Sous les talibans, les femmes ne pouvaient pas avoir d'emploi et ne pouvaient pas sortir de leur domicile à moins de porter une burqa les couvrant des pieds à la tête et d'être accompagnées d'un homme. Et l'éducation pour les filles était interdite.

Le président Ashraf Ghani, qui a pris ses fonctions le 29 septembre dernier, est favorable aux pourparlers avec les talibans. Il a également dit qu'il travaillerait à améliorer le statut des femmes.

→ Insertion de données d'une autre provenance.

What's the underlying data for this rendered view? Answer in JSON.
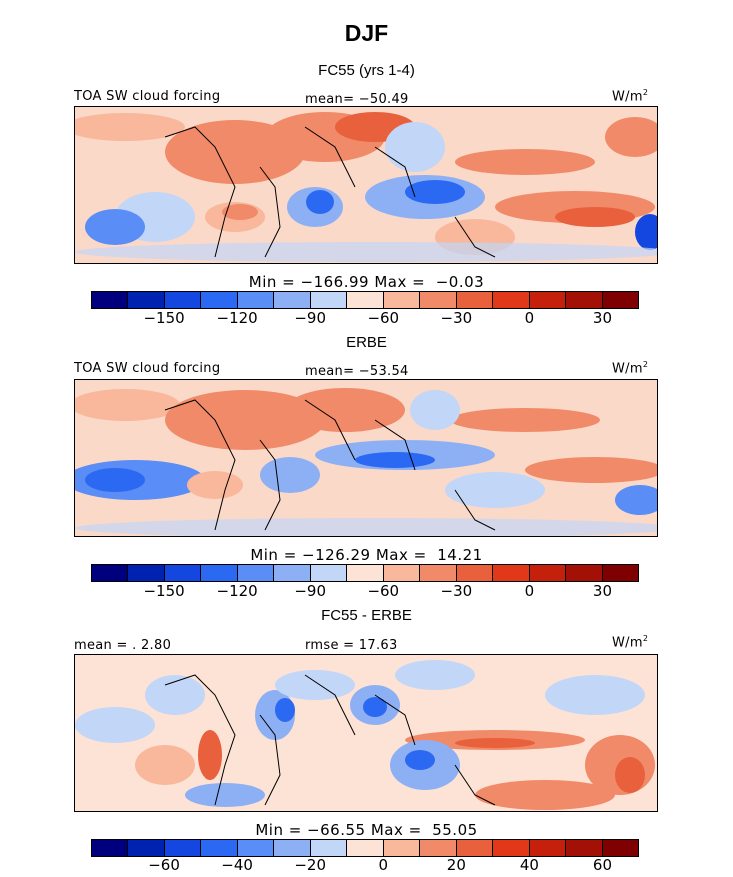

«Avec de nouveaux pourparlers de paix bientôt, il est temps pour le gouvernement afghan et leurs alliés occidentaux de se faire les champions du rôle des femmes dans l'Afghanistan de demain», a dit John Watt, le directeur OXFAM Afghanistan.

Dans une ultime manifestation du danger couru par les défendeurs des droits des femmes en Afghanistan, la député afghane Shukria Barakzai a échappé le 16 novembre dernier à un puissant attentat suicide la visant alors qu'elle circulait à bord de son véhicule blindé.

La constitution afghane garantie l'égalité aux femmes, le droit de travailler et à l'éducation, mais ces principes sont difficilement appliqués.

Les troupes de combat de l'OTAN vont quitter le pays d'ici à la fin de l'année. En 2015, une force étrangère résiduelle d'environ 12 500 hommes, qui sera chargée de l'assistance et de la formation, restera dans le pays pour la mission «Soutien résolu».